Classification Modeling with RNN-based, Random Forest, and XGBoost for Imbalanced Data: A Case of Early Crash Detection in ASEAN-5 Stock Markets
DOI:
https://doi.org/10.15294/sji.v11i3.4067Keywords:
Early crash detection, GRU, LSTM, RNN, Random forest, XGBoostAbstract
Purpose: This research aims to evaluate the performance of several Recurrent Neural Network (RNN) architectures, including Simple RNN, Gated Recurrent Units (GRU), and Long Short-Term Memory (LSTM), compared to classic algorithms such as Random Forest and XGBoost, in building classification models for early crash detection in the ASEAN-5 stock markets.
Methods: The study examines imbalanced data, which is expected due to the rarity of market crashes. It analyzes daily data from 2010 to 2023 across the major stock markets of the ASEAN-5 countries: Indonesia, Malaysia, Singapore, Thailand, and the Philippines. A market crash is the target variable when the primary stock price indices fall below the Value at Risk (VaR) thresholds of 5%, 2.5%, and 1%. Predictors include technical indicators from major local and global markets and commodity markets. The study incorporates 213 predictors with their respective lags (5, 10, 15, 22, 50, 200) and uses a time step of 7, expanding the total number of predictors to 1,491. The challenge of data imbalance is addressed with SMOTE-ENN. Model performance is evaluated using the false alarm rate, hit rate, balanced accuracy, and the precision-recall curve (PRC) score.

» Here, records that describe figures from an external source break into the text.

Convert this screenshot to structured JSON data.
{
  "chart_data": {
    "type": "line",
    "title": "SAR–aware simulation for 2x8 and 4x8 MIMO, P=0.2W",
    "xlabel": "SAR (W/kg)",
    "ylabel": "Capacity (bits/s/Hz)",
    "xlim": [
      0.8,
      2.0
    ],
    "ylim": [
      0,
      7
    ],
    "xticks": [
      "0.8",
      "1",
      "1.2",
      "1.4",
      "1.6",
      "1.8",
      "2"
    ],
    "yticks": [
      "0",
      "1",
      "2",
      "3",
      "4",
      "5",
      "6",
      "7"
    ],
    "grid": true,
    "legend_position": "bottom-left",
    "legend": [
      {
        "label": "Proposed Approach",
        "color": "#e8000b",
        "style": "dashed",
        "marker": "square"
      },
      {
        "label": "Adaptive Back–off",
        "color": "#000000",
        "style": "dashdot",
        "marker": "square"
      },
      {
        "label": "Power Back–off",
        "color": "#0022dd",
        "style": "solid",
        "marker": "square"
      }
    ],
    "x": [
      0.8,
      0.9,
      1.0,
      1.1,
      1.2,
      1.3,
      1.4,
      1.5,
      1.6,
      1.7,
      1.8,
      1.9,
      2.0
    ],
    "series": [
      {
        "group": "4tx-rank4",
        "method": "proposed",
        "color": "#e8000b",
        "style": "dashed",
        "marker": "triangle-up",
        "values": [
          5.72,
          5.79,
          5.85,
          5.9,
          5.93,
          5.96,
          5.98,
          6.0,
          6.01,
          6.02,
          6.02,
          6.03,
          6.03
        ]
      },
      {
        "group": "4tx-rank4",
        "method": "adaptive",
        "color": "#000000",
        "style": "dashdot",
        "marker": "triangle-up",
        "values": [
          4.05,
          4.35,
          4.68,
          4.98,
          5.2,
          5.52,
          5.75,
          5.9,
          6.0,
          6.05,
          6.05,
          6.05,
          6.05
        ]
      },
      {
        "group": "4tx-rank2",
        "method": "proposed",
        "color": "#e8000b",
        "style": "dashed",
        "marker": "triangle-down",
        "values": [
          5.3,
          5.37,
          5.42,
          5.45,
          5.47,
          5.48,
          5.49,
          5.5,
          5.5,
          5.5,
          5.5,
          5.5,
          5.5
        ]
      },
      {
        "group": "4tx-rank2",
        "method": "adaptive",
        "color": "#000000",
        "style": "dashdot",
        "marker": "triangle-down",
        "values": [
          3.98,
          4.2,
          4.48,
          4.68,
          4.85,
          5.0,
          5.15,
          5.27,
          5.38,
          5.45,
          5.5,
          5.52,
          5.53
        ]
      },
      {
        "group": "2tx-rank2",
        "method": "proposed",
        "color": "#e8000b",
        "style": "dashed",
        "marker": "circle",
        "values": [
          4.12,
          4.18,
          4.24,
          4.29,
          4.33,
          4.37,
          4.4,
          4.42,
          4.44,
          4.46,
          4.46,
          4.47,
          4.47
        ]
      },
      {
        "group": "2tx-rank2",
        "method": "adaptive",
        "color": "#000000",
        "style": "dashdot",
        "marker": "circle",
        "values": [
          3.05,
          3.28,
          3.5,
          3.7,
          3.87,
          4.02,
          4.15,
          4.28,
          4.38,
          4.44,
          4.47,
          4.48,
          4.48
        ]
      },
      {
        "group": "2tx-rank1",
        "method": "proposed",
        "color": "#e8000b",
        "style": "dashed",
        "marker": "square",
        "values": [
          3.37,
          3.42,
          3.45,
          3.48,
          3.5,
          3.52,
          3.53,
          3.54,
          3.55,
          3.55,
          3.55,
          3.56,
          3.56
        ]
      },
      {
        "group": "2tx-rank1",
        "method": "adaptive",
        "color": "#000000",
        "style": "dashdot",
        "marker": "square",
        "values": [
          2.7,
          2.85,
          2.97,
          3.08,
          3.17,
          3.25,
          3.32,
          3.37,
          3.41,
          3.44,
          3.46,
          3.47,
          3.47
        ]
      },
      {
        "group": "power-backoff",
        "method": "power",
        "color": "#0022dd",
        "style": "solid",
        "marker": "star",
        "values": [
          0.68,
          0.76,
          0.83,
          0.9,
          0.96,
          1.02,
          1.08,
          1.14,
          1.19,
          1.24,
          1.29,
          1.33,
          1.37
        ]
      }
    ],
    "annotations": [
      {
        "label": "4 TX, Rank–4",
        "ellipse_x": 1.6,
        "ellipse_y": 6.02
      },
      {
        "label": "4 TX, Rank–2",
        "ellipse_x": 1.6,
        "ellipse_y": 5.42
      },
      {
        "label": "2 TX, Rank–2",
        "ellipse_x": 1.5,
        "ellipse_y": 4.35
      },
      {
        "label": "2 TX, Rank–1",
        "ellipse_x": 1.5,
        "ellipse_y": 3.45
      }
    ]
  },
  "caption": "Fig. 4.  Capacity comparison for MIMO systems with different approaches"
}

Result: The results indicate that all RNN-based architectures outperform Random Forest and XGBoost. Among the various RNN architectures, Simple RNN is the most superior, primarily due to its simple data characteristics and focus on short-term information.
Novelty: This study enhances and extends the range of phenomena observed in previous studies by incorporating variables such as different geographical zones and periods and methodological adjustments.